Emploi / RH

Auteur en 2013 de l’ouvrage "Travailler pour soi", où il évoquait l’individualisation du travail, Denis Pennel va aujourd’hui plus loin. Il propose le modèle du "libertariat" dans son nouveau livre "Travail, la soif de liberté" (1).

Vous voyez l’évolution du travail comme une marche vers la liberté.

Effectivement. Au début, il y avait l’esclavage. Puis le servage. C’était déjà mieux. Avec le féodalisme, les travailleurs ont pu commencer à quitter leurs terres. Les corporations se sont développées, mais avec une forte réglementation. Et souvent la progression des apprentis était bloquée, les maîtres souhaitant rester les maîtres.

Avec la Révolution française, on a aboli les guides. On a ouvert le marché. A suivi la révolution industrielle, où l’on a pris tous ceux qui travaillaient dans les campagnes et n’avaient pas un vrai métier pour les mettre dans des usines. Le salariat était né. Au début il fut mal perçu. Mais petit à petit, il fut accompagné de plus de protection pour les travailleurs et s’est vraiment développé après la Seconde Guerre mondiale.

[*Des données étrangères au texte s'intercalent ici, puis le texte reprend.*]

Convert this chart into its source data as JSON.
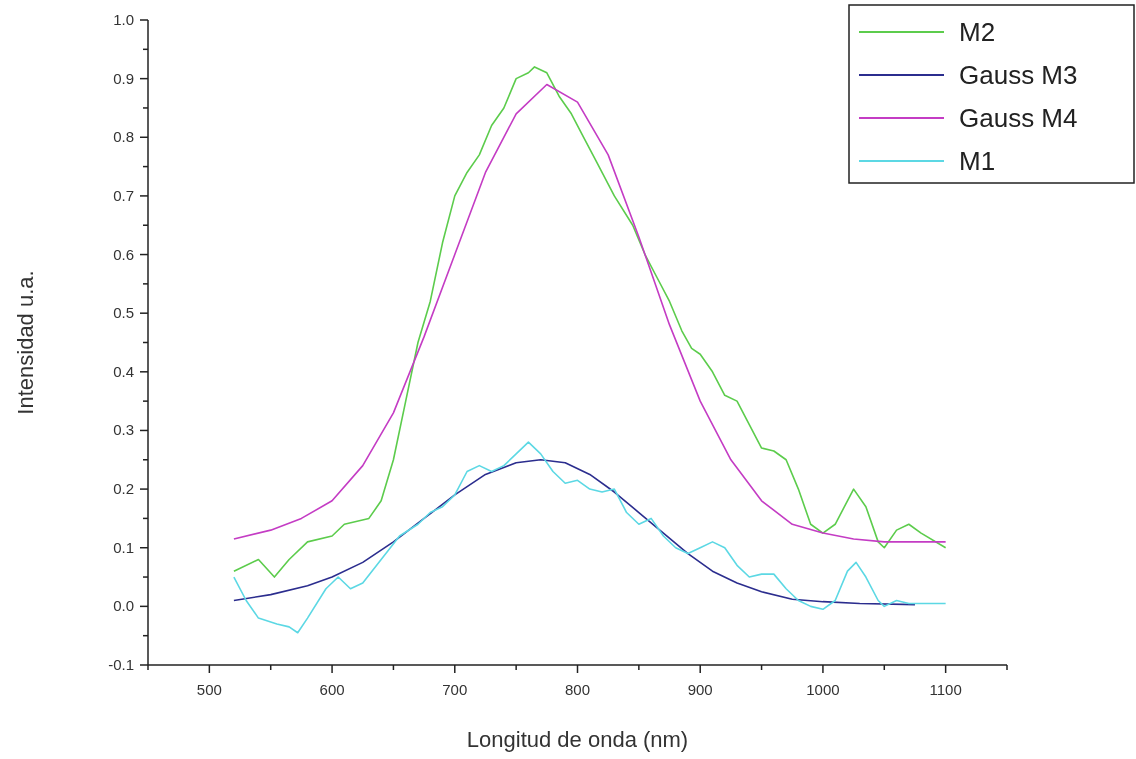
{
  "chart_data": {
    "type": "line",
    "xlabel": "Longitud de onda (nm)",
    "ylabel": "Intensidad u.a.",
    "xlim": [
      450,
      1150
    ],
    "ylim": [
      -0.1,
      1.0
    ],
    "xticks": [
      {
        "value": 450,
        "label": null
      },
      500,
      {
        "value": 550,
        "label": null
      },
      600,
      {
        "value": 650,
        "label": null
      },
      700,
      {
        "value": 750,
        "label": null
      },
      800,
      {
        "value": 850,
        "label": null
      },
      900,
      {
        "value": 950,
        "label": null
      },
      1000,
      {
        "value": 1050,
        "label": null
      },
      1100,
      {
        "value": 1150,
        "label": null
      }
    ],
    "yticks": [
      -0.1,
      {
        "value": -0.05,
        "label": null
      },
      {
        "value": 0,
        "label": "0.0"
      },
      {
        "value": 0.05,
        "label": null
      },
      0.1,
      {
        "value": 0.15,
        "label": null
      },
      0.2,
      {
        "value": 0.25,
        "label": null
      },
      0.3,
      {
        "value": 0.35,
        "label": null
      },
      0.4,
      {
        "value": 0.45,
        "label": null
      },
      0.5,
      {
        "value": 0.55,
        "label": null
      },
      0.6,
      {
        "value": 0.65,
        "label": null
      },
      0.7,
      {
        "value": 0.75,
        "label": null
      },
      0.8,
      {
        "value": 0.85,
        "label": null
      },
      0.9,
      {
        "value": 0.95,
        "label": null
      },
      {
        "value": 1,
        "label": "1.0"
      }
    ],
    "grid": false,
    "legend": "top right",
    "marker": "none",
    "line_style": "solid",
    "series": [
      {
        "name": "M2",
        "color": "#5ccc4c",
        "x": [
          520,
          540,
          553,
          565,
          580,
          600,
          610,
          630,
          640,
          650,
          660,
          670,
          680,
          690,
          700,
          710,
          720,
          730,
          740,
          750,
          760,
          765,
          775,
          785,
          795,
          805,
          815,
          830,
          845,
          855,
          865,
          875,
          885,
          893,
          900,
          910,
          920,
          930,
          940,
          950,
          960,
          970,
          980,
          990,
          1000,
          1010,
          1025,
          1035,
          1045,
          1050,
          1060,
          1070,
          1080,
          1100
        ],
        "values": [
          0.06,
          0.08,
          0.05,
          0.08,
          0.11,
          0.12,
          0.14,
          0.15,
          0.18,
          0.25,
          0.35,
          0.45,
          0.52,
          0.62,
          0.7,
          0.74,
          0.77,
          0.82,
          0.85,
          0.9,
          0.91,
          0.92,
          0.91,
          0.87,
          0.84,
          0.8,
          0.76,
          0.7,
          0.65,
          0.6,
          0.56,
          0.52,
          0.47,
          0.44,
          0.43,
          0.4,
          0.36,
          0.35,
          0.31,
          0.27,
          0.265,
          0.25,
          0.2,
          0.14,
          0.125,
          0.14,
          0.2,
          0.17,
          0.11,
          0.1,
          0.13,
          0.14,
          0.125,
          0.1
        ]
      },
      {
        "name": "Gauss M3",
        "color": "#2b2d8e",
        "x": [
          520,
          550,
          580,
          600,
          625,
          650,
          675,
          700,
          725,
          750,
          770,
          790,
          810,
          830,
          850,
          870,
          890,
          910,
          930,
          950,
          975,
          1000,
          1030,
          1075
        ],
        "values": [
          0.01,
          0.02,
          0.035,
          0.05,
          0.075,
          0.11,
          0.15,
          0.19,
          0.225,
          0.245,
          0.25,
          0.245,
          0.225,
          0.195,
          0.16,
          0.125,
          0.09,
          0.06,
          0.04,
          0.025,
          0.012,
          0.008,
          0.005,
          0.003
        ]
      },
      {
        "name": "Gauss M4",
        "color": "#c43cc4",
        "x": [
          520,
          550,
          575,
          600,
          625,
          650,
          675,
          700,
          725,
          750,
          775,
          800,
          825,
          850,
          875,
          900,
          925,
          950,
          975,
          1000,
          1025,
          1050,
          1100
        ],
        "values": [
          0.115,
          0.13,
          0.15,
          0.18,
          0.24,
          0.33,
          0.46,
          0.6,
          0.74,
          0.84,
          0.89,
          0.86,
          0.77,
          0.63,
          0.48,
          0.35,
          0.25,
          0.18,
          0.14,
          0.125,
          0.115,
          0.11,
          0.11
        ]
      },
      {
        "name": "M1",
        "color": "#5cd8e4",
        "x": [
          520,
          530,
          540,
          555,
          565,
          572,
          580,
          595,
          605,
          615,
          625,
          640,
          655,
          670,
          680,
          690,
          700,
          710,
          720,
          730,
          740,
          750,
          760,
          770,
          780,
          790,
          800,
          810,
          820,
          830,
          840,
          850,
          860,
          870,
          880,
          890,
          900,
          910,
          920,
          930,
          940,
          950,
          960,
          970,
          980,
          990,
          1000,
          1010,
          1020,
          1027,
          1035,
          1045,
          1050,
          1060,
          1070,
          1080,
          1100
        ],
        "values": [
          0.05,
          0.01,
          -0.02,
          -0.03,
          -0.035,
          -0.045,
          -0.02,
          0.03,
          0.05,
          0.03,
          0.04,
          0.08,
          0.12,
          0.14,
          0.16,
          0.17,
          0.19,
          0.23,
          0.24,
          0.23,
          0.24,
          0.26,
          0.28,
          0.26,
          0.23,
          0.21,
          0.215,
          0.2,
          0.195,
          0.2,
          0.16,
          0.14,
          0.15,
          0.12,
          0.1,
          0.09,
          0.1,
          0.11,
          0.1,
          0.07,
          0.05,
          0.055,
          0.055,
          0.03,
          0.01,
          0.0,
          -0.005,
          0.01,
          0.06,
          0.075,
          0.05,
          0.01,
          0.0,
          0.01,
          0.005,
          0.005,
          0.005
        ]
      }
    ]
  }
}
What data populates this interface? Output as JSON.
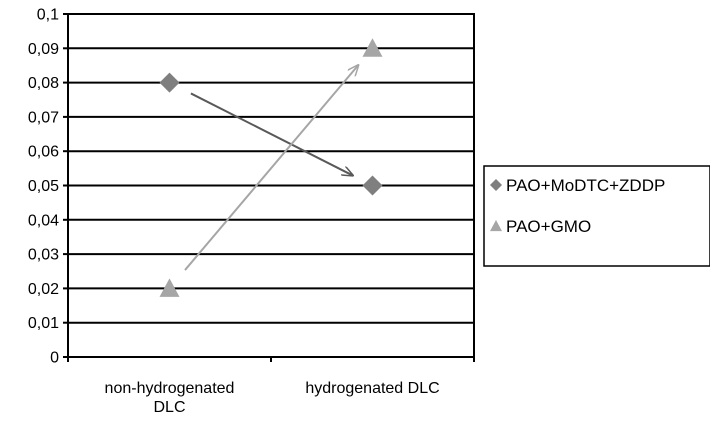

Le deal était le suivant : le travailleur renonçait à une part de liberté (il y a un lien de subordination par rapport à un chef qui donne des ordres, vérifie s’ils ont été exécutés et peut prendre des sanctions) en échange d’une stabilité, d’une sécurité et d’une protection sociale.

Estimez-vous que ce modèle du salariat a atteint ses limites ?

La subordination reste alors que la sécurité n’existe plus. Ce n’est pas parce qu’on a un contrat à durée indéterminée (CDI) qu’on ne peut pas perdre son emploi. Il faut arrêter de voir le CDI comme le contrat de référence.